The higher efficacy of ESWT in pain relief and subjective improvements in tennis elbow may be explained by two mechanisms. Firstly, the energy released by ESWT is greater than that of ultrasonic wave. This would likely enable it to better stimulate pain receptors located in the skin, muscle, connective tissue, bone, and joint, as well as to activate unmyelinated C fibers and A delta fibers to initiate the “gated” pain control system, leading to an analgesic effect [33]. Secondly, ESWT causes a large number of tiny bubbles created within tissues, which rapidly expand and burst under the action of shock wave, resulting in high-speed liquid micro-jet and impact effect. This cavitation effect is particularly effective for re-opening occluded microvessels and releasing the soft tissue adhesion at joints [34].

The present study has some shortcomings which need to be highlighted. Firstly, the number of enrolled trials is small which limits the generalizability and contingency of the results. Secondly, the side effects of ESWT and US, such as temporary reddening of the skin, pain, and formation of small hematomas, were not evaluated during follow-up, which differs from the study by Haake et al. [35]. The high heterogeneity among the results weakens the reliability of the results. Therefore, a longer study duration is needed to assess the efficacy of ESWT and US on the tennis elbow function and to explore the optimal therapeutic setting of ESWT.
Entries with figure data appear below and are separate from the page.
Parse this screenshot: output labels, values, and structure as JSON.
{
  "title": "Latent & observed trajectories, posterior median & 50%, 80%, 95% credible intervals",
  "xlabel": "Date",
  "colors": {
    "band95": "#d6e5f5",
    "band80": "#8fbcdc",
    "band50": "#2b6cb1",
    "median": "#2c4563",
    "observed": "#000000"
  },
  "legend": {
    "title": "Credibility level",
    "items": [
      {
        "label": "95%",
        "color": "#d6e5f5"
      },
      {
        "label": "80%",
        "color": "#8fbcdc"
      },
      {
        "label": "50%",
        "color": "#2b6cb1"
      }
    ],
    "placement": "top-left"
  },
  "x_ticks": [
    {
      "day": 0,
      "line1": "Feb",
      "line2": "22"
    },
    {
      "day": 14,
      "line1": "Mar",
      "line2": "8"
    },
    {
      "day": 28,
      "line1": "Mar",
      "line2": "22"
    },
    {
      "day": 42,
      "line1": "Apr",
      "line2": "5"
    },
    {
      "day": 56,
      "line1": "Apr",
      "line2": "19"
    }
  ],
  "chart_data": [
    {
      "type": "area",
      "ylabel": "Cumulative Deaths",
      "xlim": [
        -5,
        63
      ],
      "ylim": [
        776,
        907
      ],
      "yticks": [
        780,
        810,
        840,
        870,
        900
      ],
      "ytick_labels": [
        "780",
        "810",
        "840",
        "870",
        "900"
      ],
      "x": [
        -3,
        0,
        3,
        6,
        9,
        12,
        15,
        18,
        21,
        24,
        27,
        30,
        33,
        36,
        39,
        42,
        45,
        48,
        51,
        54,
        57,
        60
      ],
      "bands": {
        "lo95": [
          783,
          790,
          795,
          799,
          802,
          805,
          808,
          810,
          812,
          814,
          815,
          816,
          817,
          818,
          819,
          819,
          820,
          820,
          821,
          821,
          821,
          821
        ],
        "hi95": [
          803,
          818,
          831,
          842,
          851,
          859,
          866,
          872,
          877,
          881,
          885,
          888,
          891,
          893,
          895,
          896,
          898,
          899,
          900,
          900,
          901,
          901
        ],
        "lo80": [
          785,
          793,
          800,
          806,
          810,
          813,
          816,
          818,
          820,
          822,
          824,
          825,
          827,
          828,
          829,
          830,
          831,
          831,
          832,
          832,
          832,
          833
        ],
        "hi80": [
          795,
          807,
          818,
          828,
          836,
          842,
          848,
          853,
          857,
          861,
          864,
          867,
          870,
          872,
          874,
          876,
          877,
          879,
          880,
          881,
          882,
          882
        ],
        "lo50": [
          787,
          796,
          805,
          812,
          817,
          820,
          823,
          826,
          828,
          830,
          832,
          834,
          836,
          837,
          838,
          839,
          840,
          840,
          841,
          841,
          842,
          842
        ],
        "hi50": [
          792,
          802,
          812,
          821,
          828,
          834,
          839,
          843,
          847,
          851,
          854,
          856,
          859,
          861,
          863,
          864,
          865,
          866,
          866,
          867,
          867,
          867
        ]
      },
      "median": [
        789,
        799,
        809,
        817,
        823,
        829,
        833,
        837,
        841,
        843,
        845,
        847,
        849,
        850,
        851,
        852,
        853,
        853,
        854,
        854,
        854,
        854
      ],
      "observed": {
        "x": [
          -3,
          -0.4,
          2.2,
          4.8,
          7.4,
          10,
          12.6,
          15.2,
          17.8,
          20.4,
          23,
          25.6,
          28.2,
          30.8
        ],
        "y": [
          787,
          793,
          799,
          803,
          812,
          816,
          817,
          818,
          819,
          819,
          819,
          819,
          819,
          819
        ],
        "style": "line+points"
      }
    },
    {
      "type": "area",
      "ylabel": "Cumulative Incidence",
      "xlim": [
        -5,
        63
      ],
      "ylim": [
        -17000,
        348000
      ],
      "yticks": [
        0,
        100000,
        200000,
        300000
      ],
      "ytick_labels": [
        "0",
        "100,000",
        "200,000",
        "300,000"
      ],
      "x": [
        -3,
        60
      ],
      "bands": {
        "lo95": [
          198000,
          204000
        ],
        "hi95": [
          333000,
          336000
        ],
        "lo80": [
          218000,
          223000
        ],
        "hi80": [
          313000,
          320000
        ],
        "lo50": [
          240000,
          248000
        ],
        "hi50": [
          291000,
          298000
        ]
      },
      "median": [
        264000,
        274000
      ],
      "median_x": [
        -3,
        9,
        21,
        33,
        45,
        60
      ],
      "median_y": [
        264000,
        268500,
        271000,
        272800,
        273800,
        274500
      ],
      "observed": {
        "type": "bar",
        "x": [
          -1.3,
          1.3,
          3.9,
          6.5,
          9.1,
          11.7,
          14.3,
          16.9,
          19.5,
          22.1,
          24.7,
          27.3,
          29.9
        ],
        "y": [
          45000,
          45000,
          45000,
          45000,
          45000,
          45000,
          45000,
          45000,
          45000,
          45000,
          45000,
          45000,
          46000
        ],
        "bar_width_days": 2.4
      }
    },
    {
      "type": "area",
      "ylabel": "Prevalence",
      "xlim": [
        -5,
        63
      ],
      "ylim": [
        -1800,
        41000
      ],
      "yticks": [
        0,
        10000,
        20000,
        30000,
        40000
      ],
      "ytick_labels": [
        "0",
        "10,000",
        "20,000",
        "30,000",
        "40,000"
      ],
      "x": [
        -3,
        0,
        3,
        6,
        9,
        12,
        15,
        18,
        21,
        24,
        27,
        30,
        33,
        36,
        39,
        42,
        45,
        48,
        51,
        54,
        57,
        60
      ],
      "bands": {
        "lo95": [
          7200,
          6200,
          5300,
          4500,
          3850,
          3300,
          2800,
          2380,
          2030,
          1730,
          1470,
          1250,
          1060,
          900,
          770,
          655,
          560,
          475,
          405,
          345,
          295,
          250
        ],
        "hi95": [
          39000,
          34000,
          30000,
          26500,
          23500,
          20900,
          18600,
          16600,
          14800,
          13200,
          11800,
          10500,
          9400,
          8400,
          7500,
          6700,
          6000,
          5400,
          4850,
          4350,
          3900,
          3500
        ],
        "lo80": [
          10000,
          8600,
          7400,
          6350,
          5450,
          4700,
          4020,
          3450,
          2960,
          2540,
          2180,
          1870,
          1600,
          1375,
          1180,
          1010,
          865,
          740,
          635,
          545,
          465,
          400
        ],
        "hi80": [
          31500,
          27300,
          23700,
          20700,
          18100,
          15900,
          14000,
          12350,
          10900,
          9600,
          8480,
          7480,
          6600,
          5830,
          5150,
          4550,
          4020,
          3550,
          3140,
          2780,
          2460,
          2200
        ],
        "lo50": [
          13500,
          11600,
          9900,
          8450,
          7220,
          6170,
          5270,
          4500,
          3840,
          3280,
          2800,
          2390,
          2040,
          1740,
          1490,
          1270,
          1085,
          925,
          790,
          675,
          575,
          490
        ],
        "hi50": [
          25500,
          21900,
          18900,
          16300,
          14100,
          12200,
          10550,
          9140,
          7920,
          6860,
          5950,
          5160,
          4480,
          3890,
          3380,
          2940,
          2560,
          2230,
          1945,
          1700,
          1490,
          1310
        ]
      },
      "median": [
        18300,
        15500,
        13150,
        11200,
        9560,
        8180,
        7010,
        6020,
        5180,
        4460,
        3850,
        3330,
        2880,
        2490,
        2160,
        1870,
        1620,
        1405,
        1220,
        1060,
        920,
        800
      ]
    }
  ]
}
Nevertheless, the results from this meta-analysis indicate that the efficacy of ESWT is superior to that of US in terms of pain relief and overall recovery in tennis elbow.

Conclusions

This meta-analysis reveals that ESWT effectively relieves tennis elbow pain at 1 month and 3 months follow-ups compared to US. The subjective evaluation of efficacy showed that ESWT group was superior to US group, although no significant difference was observed in the elbow function scores between the two groups. Together, these results lead to the conclusion that ESWT is a superior adjuvant therapy for tennis elbow compared to US.